The flashback ends. Hoping Dorothy would be present, Swede arranged for Joe to meet him there. When Joe shows up at the other end of the pier, he wants to go out on the town to celebrate their last night in port rather than going back to their ship. Thinking quickly, the guard tells him he cannot leave the dinghy tied up where it is. The watchman settles who has to move it by flipping a coin, assigning Joe heads; he loses. As Joe walks to the end of the dock, Dorothy sees him and rushes into his arms. Joe is taken aback, but then embraces her. Meanwhile, Swede examines the coin: it has a head on each side.

==Cast==

- Cary Grant as Joe Adams/"Joe Bascopoulos"
- Laraine Day as Dorothy Bryant
- Charles Bickford as Hard Swede
- Gladys Cooper as Captain Veronica Steadman
- Alan Carney as the "Crunk"
- Henry Stephenson as Mr. Bryant, Dorothy's grandfather
- Paul Stewart as Zepp
- Kay Johnson as Mrs.
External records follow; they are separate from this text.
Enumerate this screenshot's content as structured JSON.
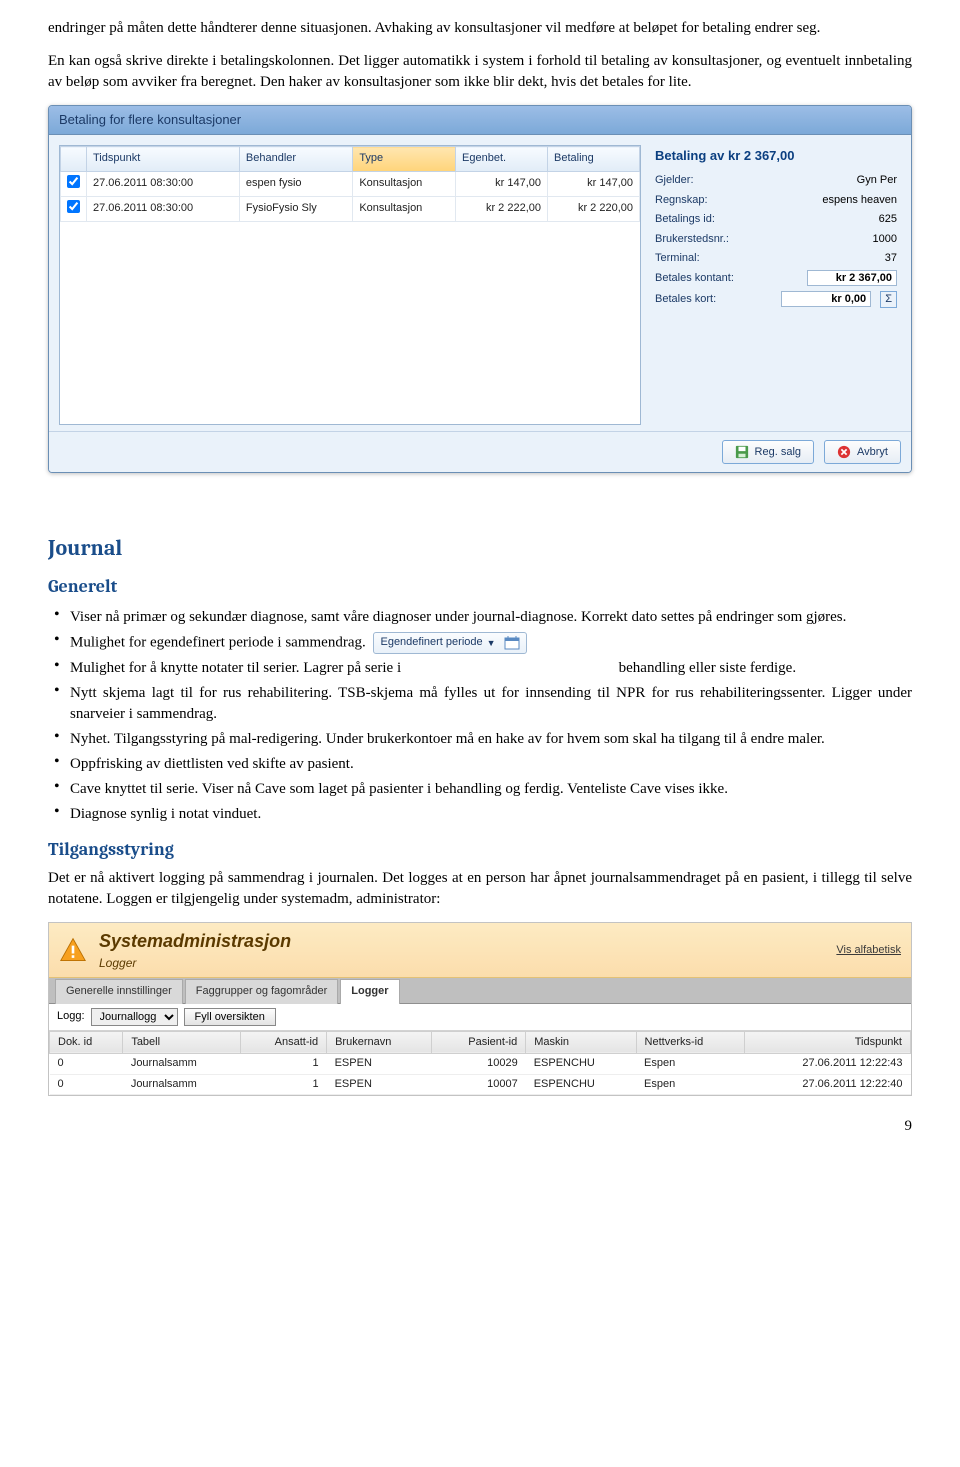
{
  "para1": "endringer på måten dette håndterer denne situasjonen. Avhaking av konsultasjoner vil medføre at beløpet for betaling endrer seg.",
  "para2": "En kan også skrive direkte i betalingskolonnen.",
  "para3": "Det ligger automatikk i system i forhold til betaling av konsultasjoner, og eventuelt innbetaling av beløp som avviker fra beregnet. Den haker av konsultasjoner som ikke blir dekt, hvis det betales for lite.",
  "dialog": {
    "title": "Betaling for flere konsultasjoner",
    "cols": {
      "tids": "Tidspunkt",
      "beh": "Behandler",
      "type": "Type",
      "egen": "Egenbet.",
      "bet": "Betaling"
    },
    "rows": [
      {
        "tids": "27.06.2011 08:30:00",
        "beh": "espen fysio",
        "type": "Konsultasjon",
        "egen": "kr 147,00",
        "bet": "kr 147,00"
      },
      {
        "tids": "27.06.2011 08:30:00",
        "beh": "FysioFysio Sly",
        "type": "Konsultasjon",
        "egen": "kr 2 222,00",
        "bet": "kr 2 220,00"
      }
    ],
    "side": {
      "title": "Betaling av kr 2 367,00",
      "gjelder_k": "Gjelder:",
      "gjelder_v": "Gyn Per",
      "regnskap_k": "Regnskap:",
      "regnskap_v": "espens heaven",
      "betid_k": "Betalings id:",
      "betid_v": "625",
      "bruker_k": "Brukerstedsnr.:",
      "bruker_v": "1000",
      "term_k": "Terminal:",
      "term_v": "37",
      "kontant_k": "Betales kontant:",
      "kontant_v": "kr 2 367,00",
      "kort_k": "Betales kort:",
      "kort_v": "kr 0,00"
    },
    "footer": {
      "reg": "Reg. salg",
      "avbryt": "Avbryt"
    }
  },
  "journal": {
    "heading": "Journal",
    "generelt": "Generelt",
    "b1a": "Viser nå primær og sekundær diagnose, samt våre diagnoser under journal-diagnose. Korrekt dato settes på endringer som gjøres.",
    "b2": "Mulighet for egendefinert periode i sammendrag.",
    "eg_label": "Egendefinert periode",
    "b3a": "Mulighet for å knytte notater til serier. Lagrer på serie i",
    "b3b": "behandling eller siste ferdige.",
    "b4": "Nytt skjema lagt til for rus rehabilitering. TSB-skjema må fylles ut for innsending til NPR for rus rehabiliteringssenter. Ligger under snarveier i sammendrag.",
    "b5": "Nyhet. Tilgangsstyring på mal-redigering. Under brukerkontoer må en hake av for hvem som skal ha tilgang til å endre maler.",
    "b6": "Oppfrisking av diettlisten ved skifte av pasient.",
    "b7": "Cave knyttet til serie. Viser nå Cave som laget på pasienter i behandling og ferdig. Venteliste Cave vises ikke.",
    "b8": "Diagnose synlig i notat vinduet."
  },
  "tilgang": {
    "heading": "Tilgangsstyring",
    "p": "Det er nå aktivert logging på sammendrag i journalen. Det logges at en person har åpnet journalsammendraget på en pasient, i tillegg til selve notatene. Loggen er tilgjengelig under systemadm, administrator:"
  },
  "sysadm": {
    "title": "Systemadministrasjon",
    "subtitle": "Logger",
    "vis": "Vis alfabetisk",
    "tabs": [
      "Generelle innstillinger",
      "Faggrupper og fagområder",
      "Logger"
    ],
    "logg_label": "Logg:",
    "logg_value": "Journallogg",
    "fyll": "Fyll oversikten",
    "cols": {
      "dok": "Dok. id",
      "tab": "Tabell",
      "ans": "Ansatt-id",
      "brk": "Brukernavn",
      "pas": "Pasient-id",
      "mask": "Maskin",
      "net": "Nettverks-id",
      "tid": "Tidspunkt"
    },
    "rows": [
      {
        "dok": "0",
        "tab": "Journalsamm",
        "ans": "1",
        "brk": "ESPEN",
        "pas": "10029",
        "mask": "ESPENCHU",
        "net": "Espen",
        "tid": "27.06.2011 12:22:43"
      },
      {
        "dok": "0",
        "tab": "Journalsamm",
        "ans": "1",
        "brk": "ESPEN",
        "pas": "10007",
        "mask": "ESPENCHU",
        "net": "Espen",
        "tid": "27.06.2011 12:22:40"
      }
    ]
  },
  "pagenum": "9"
}
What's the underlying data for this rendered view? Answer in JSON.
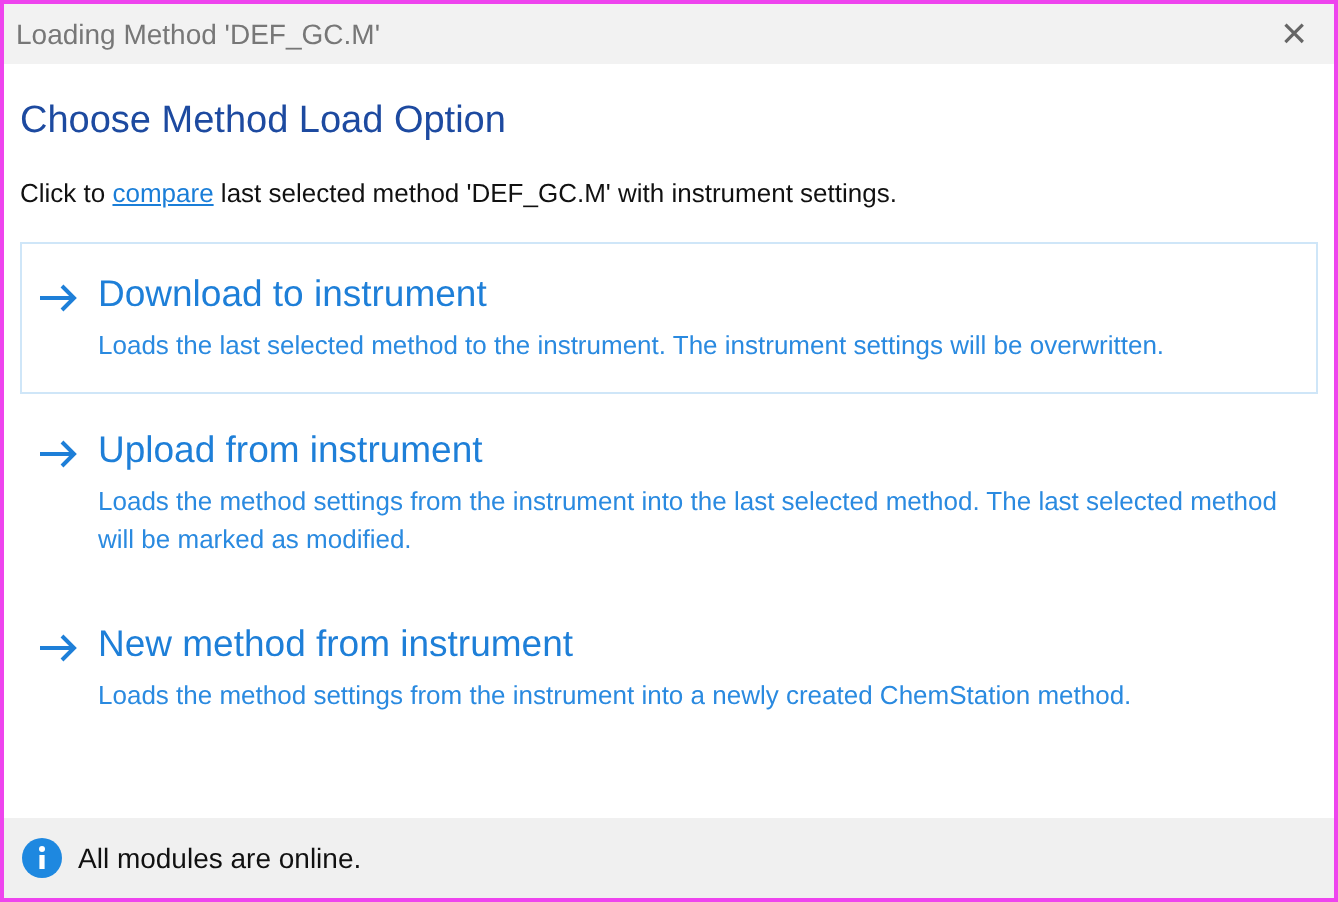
{
  "window": {
    "title": "Loading Method 'DEF_GC.M'",
    "close": "×"
  },
  "heading": "Choose Method Load Option",
  "intro": {
    "before": "Click to ",
    "link": "compare",
    "after": " last selected method 'DEF_GC.M' with instrument settings."
  },
  "options": [
    {
      "title": "Download to instrument",
      "description": "Loads the last selected method to the instrument. The instrument settings will be overwritten.",
      "selected": true
    },
    {
      "title": "Upload from instrument",
      "description": "Loads the method settings from the instrument into the last selected method. The last selected method will be marked as modified.",
      "selected": false
    },
    {
      "title": "New method from instrument",
      "description": "Loads the method settings from the instrument into a newly created ChemStation method.",
      "selected": false
    }
  ],
  "status_bar": {
    "message": "All modules are online."
  }
}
Mary Ostrander
- Walter Kingsford as Commissioner Hargraves
- Erford Gage as Henchman
- Florence Bates as Mrs. Van Every
- Edward Fielding as Foster, Dorothy's butler (uncredited)
- Emory Parnell as the dock watchman (uncredited)
- Vladimir Sokoloff as the Greek priest (uncredited)

==Reception==
The film was a success, earning $2,620,000 domestically and	$865,000 foreign, and made a profit of $1,603,000.

==Adaptations to other media==
Mr. Lucky was adapted as a radio play on the October 18, 1943, broadcast of Lux Radio Theatre with Cary Grant and Laraine Day reprising their film roles. It was also presented on the January 20, 1950, broadcast of Screen Directors Playhouse with Cary Grant again reprising his film role.

A 1959 TV series, Mr. Lucky, was supposedly based on this film, but they have virtually nothing in common apart from the fact that the lead character is a gambler and owns a boat. Creator Blake Edwards confirmed that it was reworked from "Dante's Inferno," a recurring element of Four Star Playhouse that he had originated. In any event, despite high ratings, it lasted only one season. It starred John Vivyan in the title role and Ross Martin as his sidekick Andamo. Henry Mancini's theme song became a popular instrumental.